Interpretive Summary: Soil organic carbon and its fractions are important components for regulating environmental quality and yield potential of agricultural systems. Better understanding of soil organic carbon dynamics at field-to-watershed scales will help improve soil management and its influence toward improving food security, mitigating greenhouse gas emissions, enhancing agricultural resilience, and conserving natural biodiversity. A USDA-Agricultural Research Service scientist in Raleigh, North Carolina collaborated with scientists at the Federal University of Parana to determine lateral and vertical distributions of soil texture and soil organic carbon fractions in a young agroforestry system experiment on a Coastal Plain site in North Carolina. We found highly acceptable relationships to be able to predict soil texture and soil organic carbon fractions by scanning soil with near-infrared spectroscopy, a tool that is quick, inexpensive, and relatively easy to perform on a large number of samples in a short period of time. This approach could be used to predict spatial distribution of soil texture and soil organic carbon fractions in this agroforestry system to allow efficient assessment of management changes with time and better predict small-scale input requirements. These results will inform scientific understanding to be able to improve nutrient application recommendations for farmers throughout the region.

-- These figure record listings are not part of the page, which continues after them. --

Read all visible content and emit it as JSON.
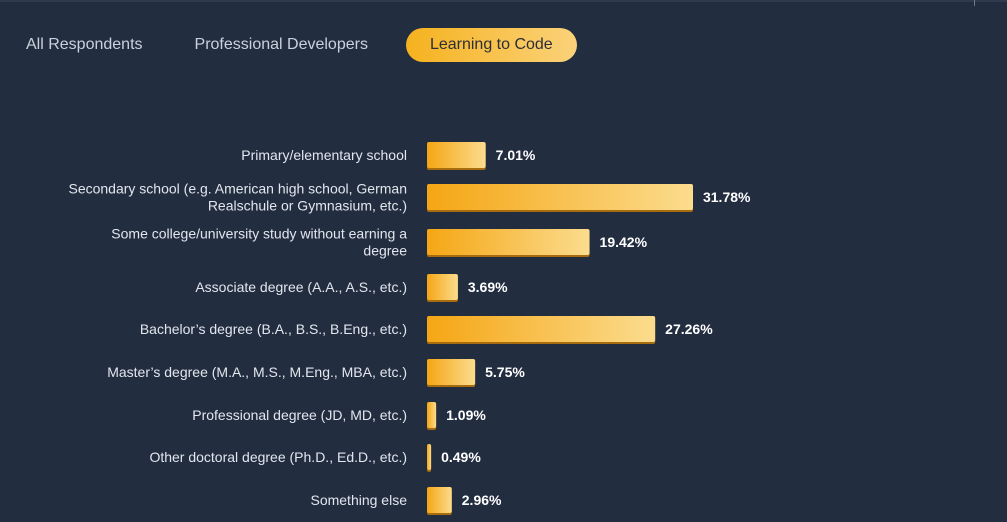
{
  "tabs": [
    {
      "label": "All Respondents",
      "active": false
    },
    {
      "label": "Professional Developers",
      "active": false
    },
    {
      "label": "Learning to Code",
      "active": true
    }
  ],
  "colors": {
    "background": "#232d40",
    "bar_start": "#f5a614",
    "bar_end": "#fbdc8e",
    "bar_shadow": "#a66c0e"
  },
  "chart_data": {
    "type": "bar",
    "orientation": "horizontal",
    "title": "",
    "xlabel": "",
    "ylabel": "",
    "grid": false,
    "categories": [
      [
        "Primary/elementary school"
      ],
      [
        "Secondary school (e.g. American high school, German",
        "Realschule or Gymnasium, etc.)"
      ],
      [
        "Some college/university study without earning a",
        "degree"
      ],
      [
        "Associate degree (A.A., A.S., etc.)"
      ],
      [
        "Bachelor’s degree (B.A., B.S., B.Eng., etc.)"
      ],
      [
        "Master’s degree (M.A., M.S., M.Eng., MBA, etc.)"
      ],
      [
        "Professional degree (JD, MD, etc.)"
      ],
      [
        "Other doctoral degree (Ph.D., Ed.D., etc.)"
      ],
      [
        "Something else"
      ]
    ],
    "values": [
      7.01,
      31.78,
      19.42,
      3.69,
      27.26,
      5.75,
      1.09,
      0.49,
      2.96
    ],
    "value_labels": [
      "7.01%",
      "31.78%",
      "19.42%",
      "3.69%",
      "27.26%",
      "5.75%",
      "1.09%",
      "0.49%",
      "2.96%"
    ],
    "unit": "%"
  }
}
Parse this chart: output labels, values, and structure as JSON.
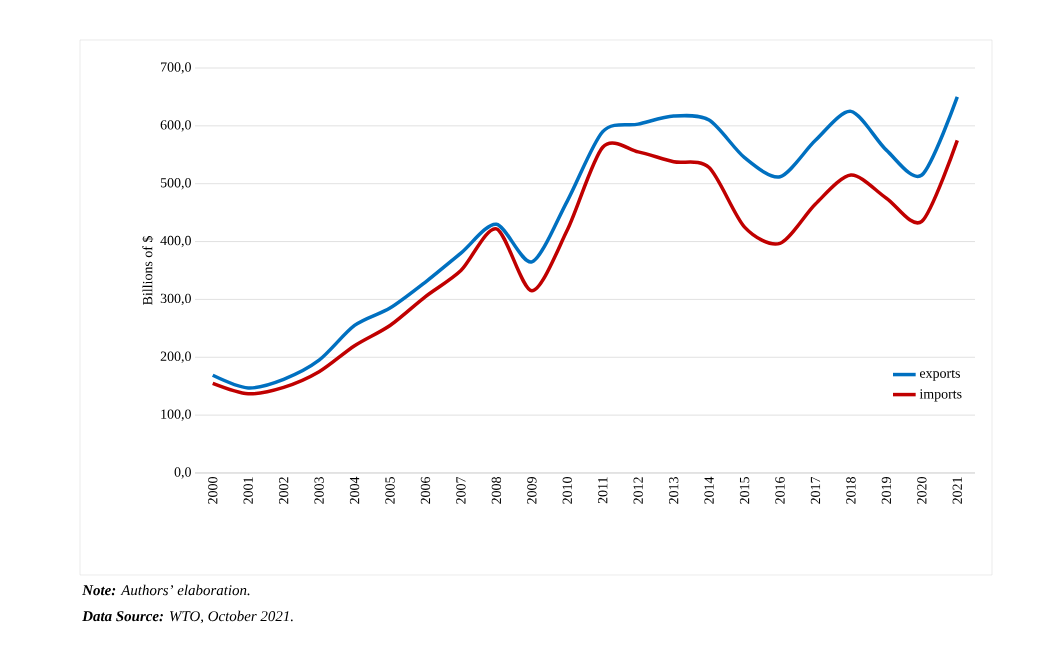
{
  "chart_data": {
    "type": "line",
    "ylabel": "Billions of $",
    "categories": [
      "2000",
      "2001",
      "2002",
      "2003",
      "2004",
      "2005",
      "2006",
      "2007",
      "2008",
      "2009",
      "2010",
      "2011",
      "2012",
      "2013",
      "2014",
      "2015",
      "2016",
      "2017",
      "2018",
      "2019",
      "2020",
      "2021"
    ],
    "series": [
      {
        "name": "exports",
        "color": "#0070c0",
        "values": [
          169,
          147,
          162,
          195,
          255,
          285,
          330,
          380,
          430,
          365,
          470,
          590,
          603,
          617,
          610,
          545,
          512,
          575,
          625,
          558,
          515,
          650
        ]
      },
      {
        "name": "imports",
        "color": "#c00000",
        "values": [
          155,
          137,
          148,
          175,
          220,
          255,
          305,
          350,
          422,
          315,
          420,
          563,
          555,
          538,
          528,
          425,
          397,
          465,
          515,
          475,
          435,
          575
        ]
      }
    ],
    "ylim": [
      0,
      700
    ],
    "yticks": [
      {
        "value": 0,
        "label": "0,0"
      },
      {
        "value": 100,
        "label": "100,0"
      },
      {
        "value": 200,
        "label": "200,0"
      },
      {
        "value": 300,
        "label": "300,0"
      },
      {
        "value": 400,
        "label": "400,0"
      },
      {
        "value": 500,
        "label": "500,0"
      },
      {
        "value": 600,
        "label": "600,0"
      },
      {
        "value": 700,
        "label": "700,0"
      }
    ],
    "grid": "y",
    "legend": "bottom right",
    "annotations": [
      "**Note:** Authors’ elaboration.",
      "**Data Source:** WTO, October 2021."
    ]
  }
}
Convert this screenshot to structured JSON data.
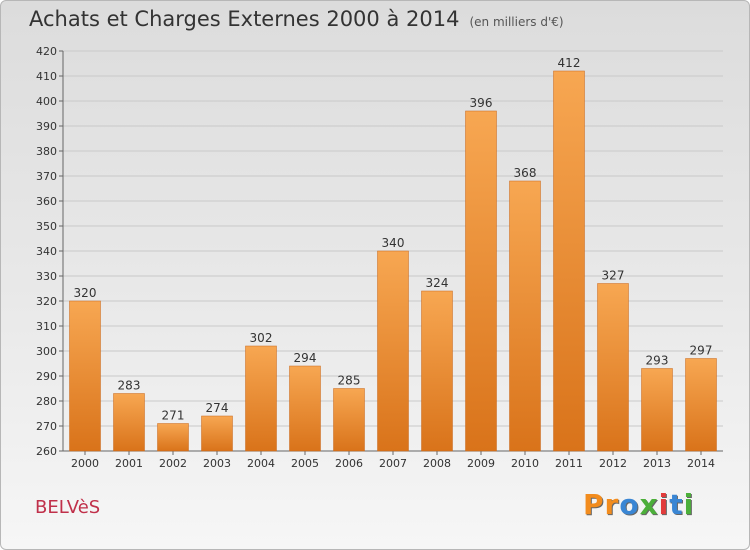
{
  "header": {
    "title": "Achats et Charges Externes 2000 à 2014",
    "subtitle": "(en milliers d'€)"
  },
  "footer": {
    "commune": "BELVèS",
    "logo_text": "Proxiti"
  },
  "colors": {
    "bar_top": "#f7a752",
    "bar_bottom": "#d9731a",
    "logo": [
      "#f28c1e",
      "#f28c1e",
      "#3a86d4",
      "#4caf3a",
      "#e23b3b",
      "#3a86d4",
      "#4caf3a"
    ]
  },
  "chart_data": {
    "type": "bar",
    "title": "Achats et Charges Externes 2000 à 2014",
    "subtitle": "(en milliers d'€)",
    "categories": [
      "2000",
      "2001",
      "2002",
      "2003",
      "2004",
      "2005",
      "2006",
      "2007",
      "2008",
      "2009",
      "2010",
      "2011",
      "2012",
      "2013",
      "2014"
    ],
    "values": [
      320,
      283,
      271,
      274,
      302,
      294,
      285,
      340,
      324,
      396,
      368,
      412,
      327,
      293,
      297
    ],
    "ylim": [
      260,
      420
    ],
    "yticks": [
      260,
      270,
      280,
      290,
      300,
      310,
      320,
      330,
      340,
      350,
      360,
      370,
      380,
      390,
      400,
      410,
      420
    ],
    "grid": true,
    "xlabel": "",
    "ylabel": ""
  }
}
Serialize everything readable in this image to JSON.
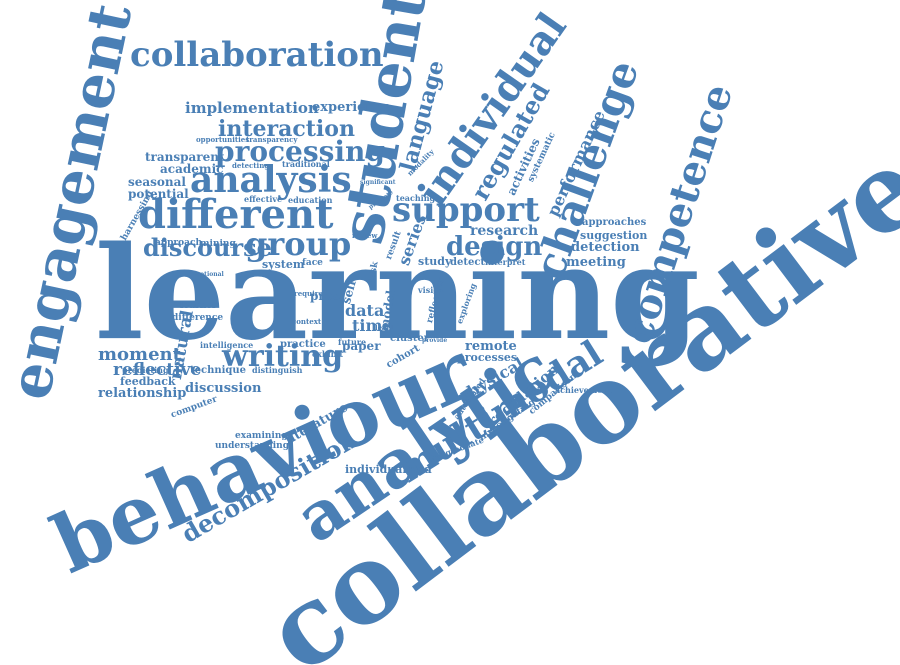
{
  "color": "#4a7fb5",
  "words": {
    "collaborative": "collaborative",
    "learning": "learning",
    "behaviour": "behaviour",
    "analytic": "analytic",
    "engagement": "engagement",
    "student": "student",
    "collaboration": "collaboration",
    "different": "different",
    "analysis": "analysis",
    "support": "support",
    "group": "group",
    "individual": "individual",
    "challenge": "challenge",
    "competence": "competence",
    "multimodal": "multimodal",
    "writing": "writing",
    "processing": "processing",
    "interaction": "interaction",
    "design": "design",
    "discourse": "discourse",
    "decomposition": "decomposition",
    "implementation": "implementation",
    "experience": "experience",
    "moment": "moment",
    "reflective": "reflective",
    "relationship": "relationship",
    "language": "language",
    "regulated": "regulated",
    "performance": "performance",
    "research": "research",
    "detection": "detection",
    "meeting": "meeting",
    "approaches": "approaches",
    "suggestion": "suggestion",
    "physical": "physical",
    "regulation": "regulation",
    "remote": "remote",
    "processes": "processes",
    "individualized": "individualized",
    "literature": "literature",
    "natural": "natural",
    "discussion": "discussion",
    "feedback": "feedback",
    "transparent": "transparent",
    "academic": "academic",
    "seasonal": "seasonal",
    "potential": "potential",
    "harnessing": "harnessing",
    "approach": "approach",
    "mining": "mining",
    "system": "system",
    "face": "face",
    "study": "study",
    "series": "series",
    "data": "data",
    "time": "time",
    "paper": "paper",
    "model": "model",
    "proc": "proc",
    "self": "self",
    "result": "result",
    "task": "task",
    "activities": "activities",
    "systematic": "systematic",
    "learner": "learner",
    "difference": "difference",
    "predicting": "predicting",
    "intelligence": "intelligence",
    "practice": "practice",
    "computer": "computer",
    "technique": "technique",
    "understanding": "understanding",
    "examining": "examining",
    "postgraduate": "postgraduate",
    "investigating": "investigating",
    "comparison": "comparison",
    "achievement": "achievement",
    "automated": "automated",
    "cluster": "cluster",
    "cohort": "cohort",
    "future": "future",
    "exhibit": "exhibit",
    "distinguish": "distinguish",
    "detect": "detect",
    "interpret": "interpret",
    "vision": "vision",
    "reflection": "reflection",
    "exploring": "exploring",
    "education": "education",
    "effective": "effective",
    "teaching": "teaching",
    "detecting": "detecting",
    "traditional": "traditional",
    "opportunities": "opportunities",
    "transparency": "transparency",
    "modality": "modality",
    "significant": "significant",
    "review": "review",
    "promote": "promote",
    "level": "level",
    "context": "context",
    "require": "require",
    "emotional": "emotional",
    "provide": "provide"
  }
}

Technical Abstract: Field-specific management could help achieve agricultural sustainability by increasing production and decreasing environmental impacts. Near-infrared spectroscopy (NIRS) and geostatistics are relatively unexplored tools that could reduce time, labor, and costs of soil analysis. Our objective was to efficiently determine lateral and vertical distributions of soil texture and soil organic carbon (SOC) fractions in an emerging agroforestry system experiment (7-ha field) on a Coastal Plain site in North Carolina. To predict soil properties from a large number of samples collected from this field, NIRS was calibrated against laboratory-determined properties. Support vector machine was a multivariate model that performed better than partial least squares to obtain greater precision with NIRS for all soil properties. To predict soil properties with precision across the field, geostatistical modeling with maximum likelihood and ordinary kriging was used. Combining the two modeling processes, root mean square error (RMSE) and RMSE relative to data set mean (% RMSE) was 67 g kg-1 for sand (9.3% RMSE), 34 g kg-1 for clay (22.7% RMSE), 1.63 g kg-1 for total organic C (26.7% RMSE), 0.67 g kg-1 for particulate organic C (36.1% RMSE), and 24 mg CO2-C kg-1 3 d-1 for the flush of CO2 (29% RMSE). We conclude that the combination of NIRS and geostatistics produced acceptable errors, and therefore, could be used to predict spatial distribution of soil texture and SOC fractions in this agroforestry system to allow efficient assessment of management changes with time and better predict small-scale input requirements.